A recently developed deep neural network may present a solution to growing concerns over antibiotic resistance.
by Sophia Evanisko
Health organizations around the world have voiced concern over growing antibiotic resistance due to their misuse in both humans and animals, citing it as one of today's biggest threats to global health. Without any alternative the number of severe, often-fatal infections the world faces, as well as mortality rates, will skyrocket as antibiotics continue to become less effective. Now, a promising new machine-learning model developed by GMU researchers is working towards identifying possible antimicrobial activity in natural peptide sequences, which could serve as new drug templates in the place of our current, increasingly ineffective antibiotics.
The team developed a Deep Neural Network (DNN), or a multi-layer computer system modeled on the human brain, and a series of search methods to find and identify the naturally-occurring antimicrobial peptides, or AMPs, that appear to be promising candidates for serving as the new templates. The sophisticated DNN model used in the experiment uses complex mathematical modeling to evaluate each peptide sequence, and associates it with a score that represents the peptide's probability of having antimicrobial qualities (PDNN). It utilizes multiple layers to analyze each AMP, two of the most important ones being the convolutional and recurrent layer. The convolutional layer allows the model to recognize position-invariant patterns along the length of the amino acid sequence of the peptide, while the recurrent layer allows for recognizing and forgetting gap-sequence patterns.
This promising Deep Neural Network was developed by the second author Daniel Veltri, and the series of methods were developed by Manpriya Dua, a PhD candidate at George Mason University. Two others from the National Institute of Health, as well as the George Mason departments of Chemistry and Computer Science also aided in the research.
The team aimed to identify as many possible AMP’s as they could, a massive task since lengths of AMP’s range from a series of very few to nearly a hundred amino acids, consisting of combinations of the 20 naturally-occurring amino acids. To reach their goal, they developed four different search methods, comparing their ability to identify regions of novel AMP’s in a high-dimensional amino acid sequence space.
The first possible method the model uses is a randomized global search, in which each peptide sequence is sampled at random. First, a random length for the peptide sequence is selected from a specified range of values. Next, each position in the peptide sequence is sampled uniformly over each of the known amino acid identities randomly. Finally, each sequence is scored by the DNN, resulting in the probability of it containing antimicrobial activity.

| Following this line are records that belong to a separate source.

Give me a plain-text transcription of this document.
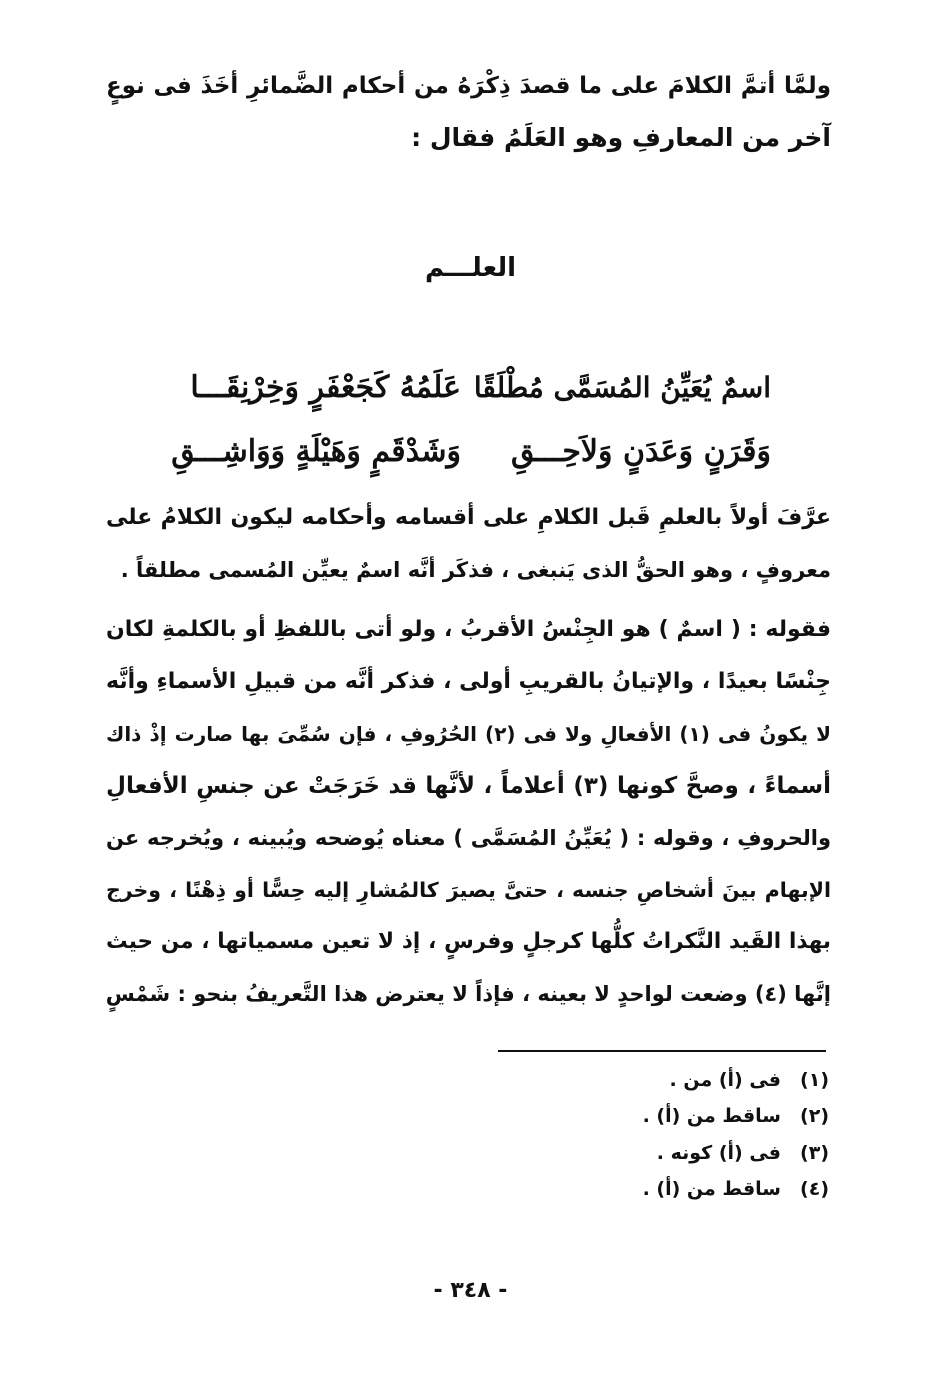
ولمَّا أتمَّ الكلامَ على ما قصدَ ذِكْرَهُ من أحكام الضَّمائرِ أخَذَ فى نوعٍ
آخر من المعارفِ وهو العَلَمُ فقال :
العلـــم
اسمٌ يُعَيِّنُ المُسَمَّى مُطْلَقًا
عَلَمُهُ كَجَعْفَرٍ وَخِرْنِقَـــا
وَقَرَنٍ وَعَدَنٍ وَلاَحِـــقِ
وَشَدْقَمٍ وَهَيْلَةٍ وَوَاشِـــقِ
عرَّفَ أولاً بالعلمِ قَبل الكلامِ على أقسامه وأحكامه ليكون الكلامُ على
معروفٍ ، وهو الحقُّ الذى يَنبغى ، فذكَر أنَّه اسمٌ يعيِّن المُسمى مطلقاً .
فقوله : ( اسمٌ ) هو الجِنْسُ الأقربُ ، ولو أتى باللفظِ أو بالكلمةِ لكان
جِنْسًا بعيدًا ، والإتيانُ بالقريبِ أولى ، فذكر أنَّه من قبيلِ الأسماءِ وأنَّه
لا يكونُ فى (١) الأفعالِ ولا فى (٢) الحُرُوفِ ، فإن سُمِّىَ بها صارت إذْ ذاك
أسماءً ، وصحَّ كونها (٣) أعلاماً ، لأنَّها قد خَرَجَتْ عن جنسِ الأفعالِ
والحروفِ ، وقوله : ( يُعَيِّنُ المُسَمَّى ) معناه يُوضحه ويُبينه ، ويُخرجه عن
الإبهام بينَ أشخاصِ جنسه ، حتىَّ يصيرَ كالمُشارِ إليه حِسًّا أو ذِهْنًا ، وخرج
بهذا القَيد النَّكراتُ كلُّها كرجلٍ وفرسٍ ، إذ لا تعين مسمياتها ، من حيث
إنَّها (٤) وضعت لواحدٍ لا بعينه ، فإذاً لا يعترض هذا التَّعريفُ بنحو : شَمْسٍ
(١)فى (أ) من .
(٢)ساقط من (أ) .
(٣)فى (أ) كونه .
(٤)ساقط من (أ) .
- ٣٤٨ -
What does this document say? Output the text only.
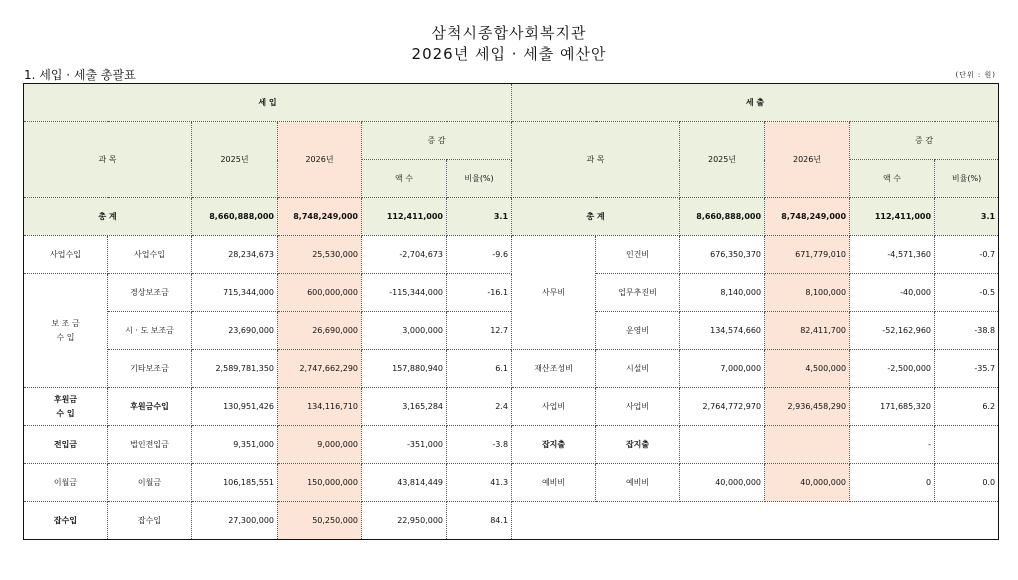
삼척시종합사회복지관
2026년 세입 · 세출 예산안
1. 세입 · 세출 총괄표	(단위 : 원)
세 입						세 출					
과 목		2025년	2026년	증 감		과 목		2025년	2026년	증 감	
				액 수	비율(%)					액 수	비율(%)
총 계		8,660,888,000	8,748,249,000	112,411,000	3.1	총 계		8,660,888,000	8,748,249,000	112,411,000	3.1
사업수입	사업수입	28,234,673	25,530,000	-2,704,673	-9.6	사무비	인건비	676,350,370	671,779,010	-4,571,360	-0.7
보 조 금
수 입	경상보조금	715,344,000	600,000,000	-115,344,000	-16.1		업무추진비	8,140,000	8,100,000	-40,000	-0.5
	시 · 도 보조금	23,690,000	26,690,000	3,000,000	12.7		운영비	134,574,660	82,411,700	-52,162,960	-38.8
	기타보조금	2,589,781,350	2,747,662,290	157,880,940	6.1	재산조성비	시설비	7,000,000	4,500,000	-2,500,000	-35.7
후원금
수 입	후원금수입	130,951,426	134,116,710	3,165,284	2.4	사업비	사업비	2,764,772,970	2,936,458,290	171,685,320	6.2
전입금	법인전입금	9,351,000	9,000,000	-351,000	-3.8	잡지출	잡지출			-	
이월금	이월금	106,185,551	150,000,000	43,814,449	41.3	예비비	예비비	40,000,000	40,000,000	0	0.0
잡수입	잡수입	27,300,000	50,250,000	22,950,000	84.1						
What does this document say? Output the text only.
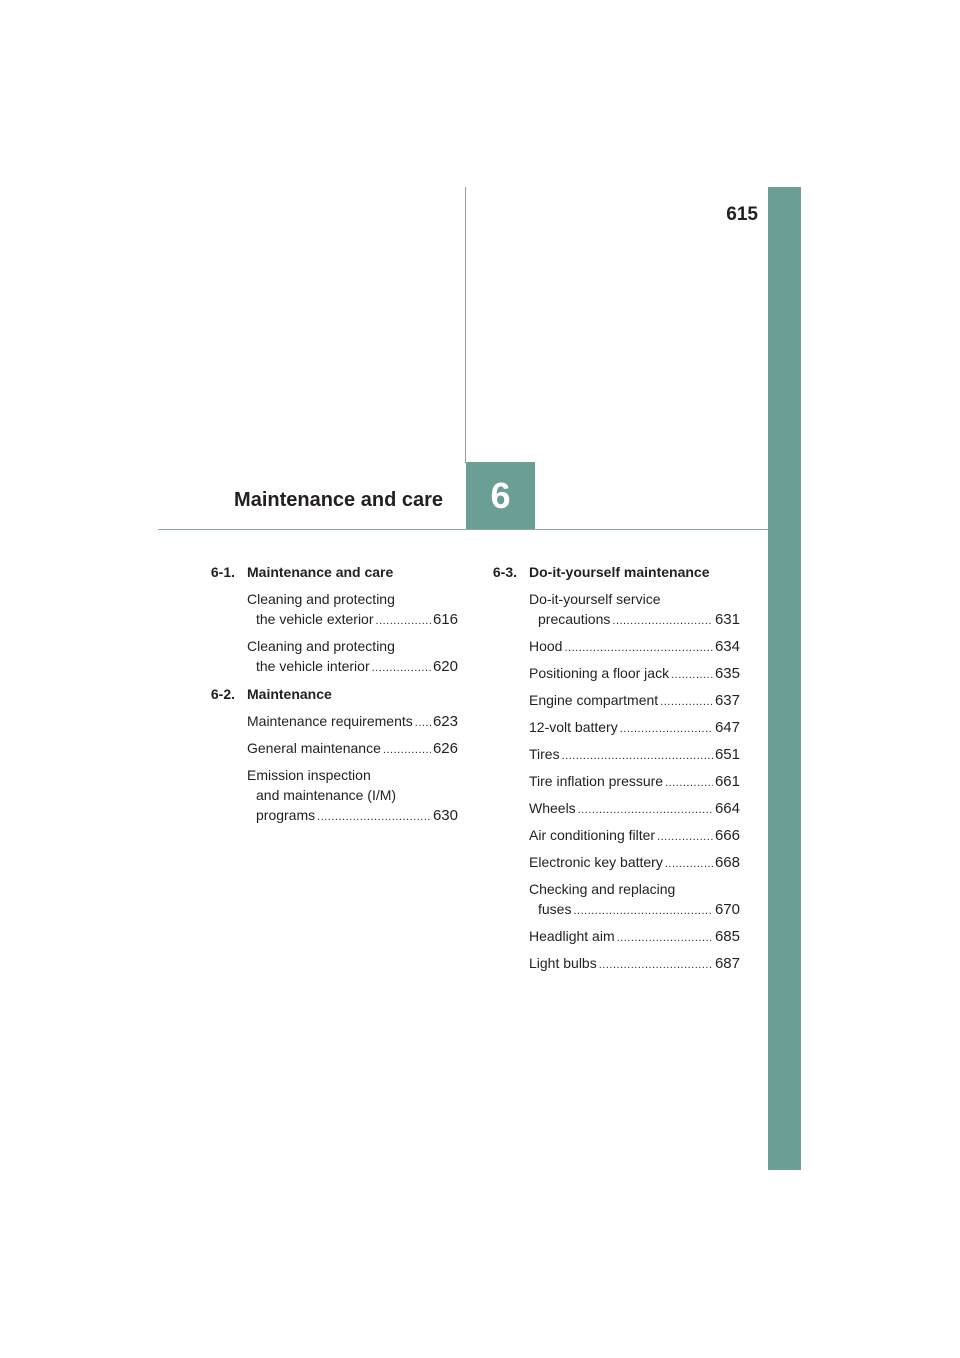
615
Maintenance and care	6
6-1. Maintenance and care
Cleaning and protecting
the vehicle exterior .....	616
Cleaning and protecting
the vehicle interior .....	620
6-2. Maintenance
Maintenance requirements ..... 623
General maintenance .....	626
Emission inspection
and maintenance (I/M)
programs .....	630
6-3. Do-it-yourself maintenance
Do-it-yourself service
precautions .....	631
Hood .....	634
Positioning a floor jack .....	635
Engine compartment .....	637
12-volt battery .....	647
Tires .....	651
Tire inflation pressure .....	661
Wheels .....	664
Air conditioning filter .....	666
Electronic key battery .....	668
Checking and replacing
fuses .....	670
Headlight aim .....	685
Light bulbs .....	687
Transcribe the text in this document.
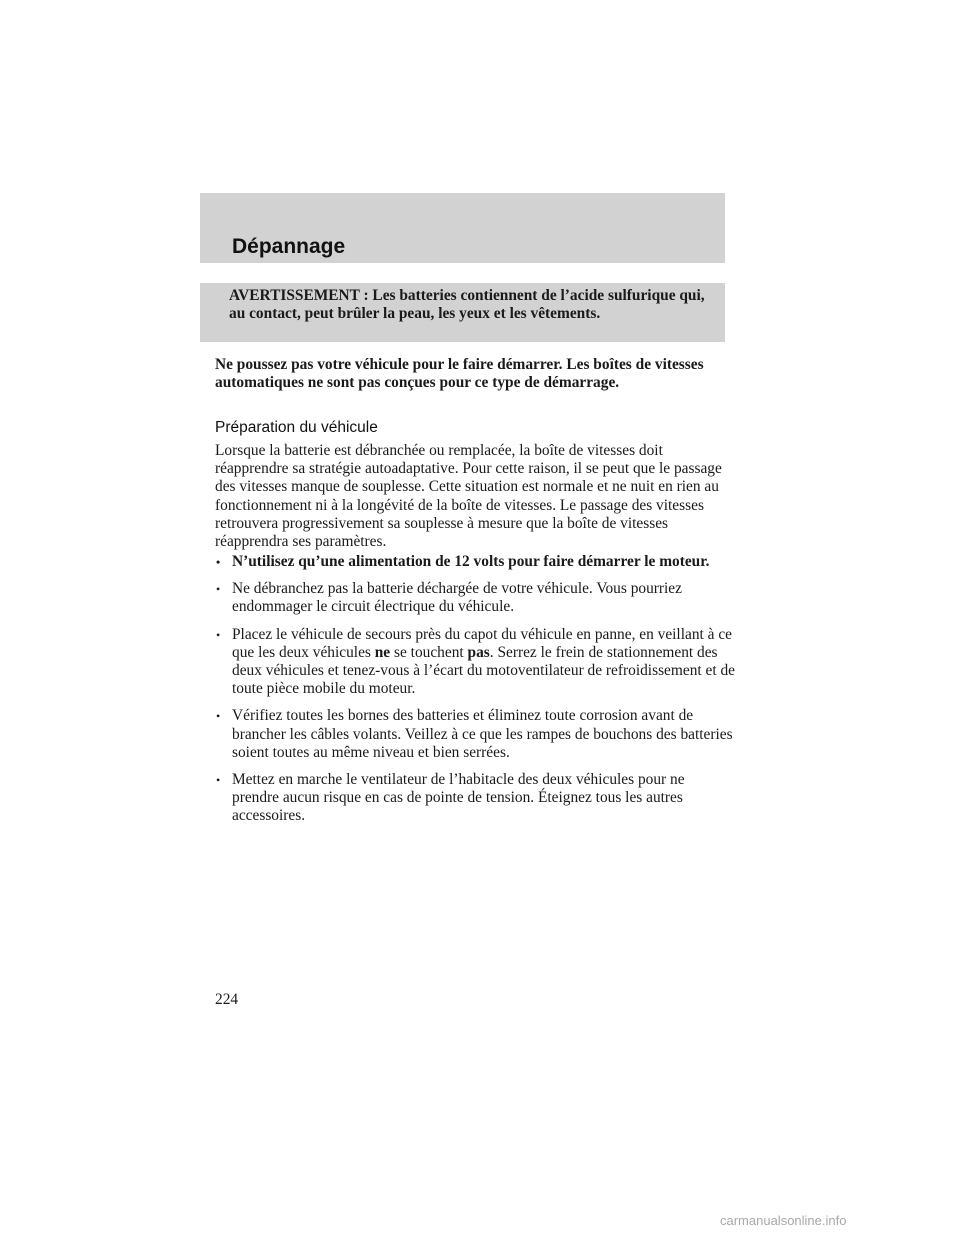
Dépannage
AVERTISSEMENT : Les batteries contiennent de l’acide sulfurique qui, au contact, peut brûler la peau, les yeux et les vêtements.
Ne poussez pas votre véhicule pour le faire démarrer. Les boîtes de vitesses automatiques ne sont pas conçues pour ce type de démarrage.
Préparation du véhicule
Lorsque la batterie est débranchée ou remplacée, la boîte de vitesses doit réapprendre sa stratégie autoadaptative. Pour cette raison, il se peut que le passage des vitesses manque de souplesse. Cette situation est normale et ne nuit en rien au fonctionnement ni à la longévité de la boîte de vitesses. Le passage des vitesses retrouvera progressivement sa souplesse à mesure que la boîte de vitesses réapprendra ses paramètres.
• N’utilisez qu’une alimentation de 12 volts pour faire démarrer le moteur.
• Ne débranchez pas la batterie déchargée de votre véhicule. Vous pourriez endommager le circuit électrique du véhicule.
• Placez le véhicule de secours près du capot du véhicule en panne, en veillant à ce que les deux véhicules ne se touchent pas. Serrez le frein de stationnement des deux véhicules et tenez-vous à l’écart du motoventilateur de refroidissement et de toute pièce mobile du moteur.
• Vérifiez toutes les bornes des batteries et éliminez toute corrosion avant de brancher les câbles volants. Veillez à ce que les rampes de bouchons des batteries soient toutes au même niveau et bien serrées.
• Mettez en marche le ventilateur de l’habitacle des deux véhicules pour ne prendre aucun risque en cas de pointe de tension. Éteignez tous les autres accessoires.
224
carmanualsonline.info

The second method is a search that combines the procedure of the first method with the use of a greedy local improvement operator. The procedure is an improved version of the randomized global search’s. First, it generates a random sequence, similar to in the first method. Next, it randomly selects one position in the sequence and replaces the amino acid there with another randomly chosen amino acid. It compares the new sequence’s DNN predicted score with its old score, and if the new score is higher the new amino acid replaces the old amino acid; otherwise the old sequence is retained. If the new score has higher than a 50% probability that it is an AMP then the sequence is accepted.
The third method is another hybrid search that utilizes a Metropolis Monte Carlo local search instead of the greedy local improvement operator, because the greedy search will often prematurely convert to a local minimum when in the vicinity of a starting sequence. First, similar to the other two methods, a random sequence is generated and scored. Next, the search will move and replace individual peptides in the sequence and score the new peptide. If the movement results in a higher probability then the new peptide is accepted and the search continues to make individual moves. Otherwise, the new peptide is scored by using a selected acceptance probability.
The final, most advanced method is a hybrid search with a Simulated Annealing Metropolis Monte Carlo search. Whether the Metropolis Monte Carlo search used in the third method is better than the greedy local improvement operator used in the second method is typically dependent on temperature, and this method takes that into account. It begins the search with a high temperature and gradually lowers it to focus on exploring the near-optimal regions of space.
The experiment showed promising results: the fourth method, which used a Simulated Annealing Metropolis Monte Carlo search was able to generate 80% AMP’s, with the other methods not far behind. The team is eager to continue their work in developing new methods, in hopes to make even more progress in discovering these useful new peptide sequences.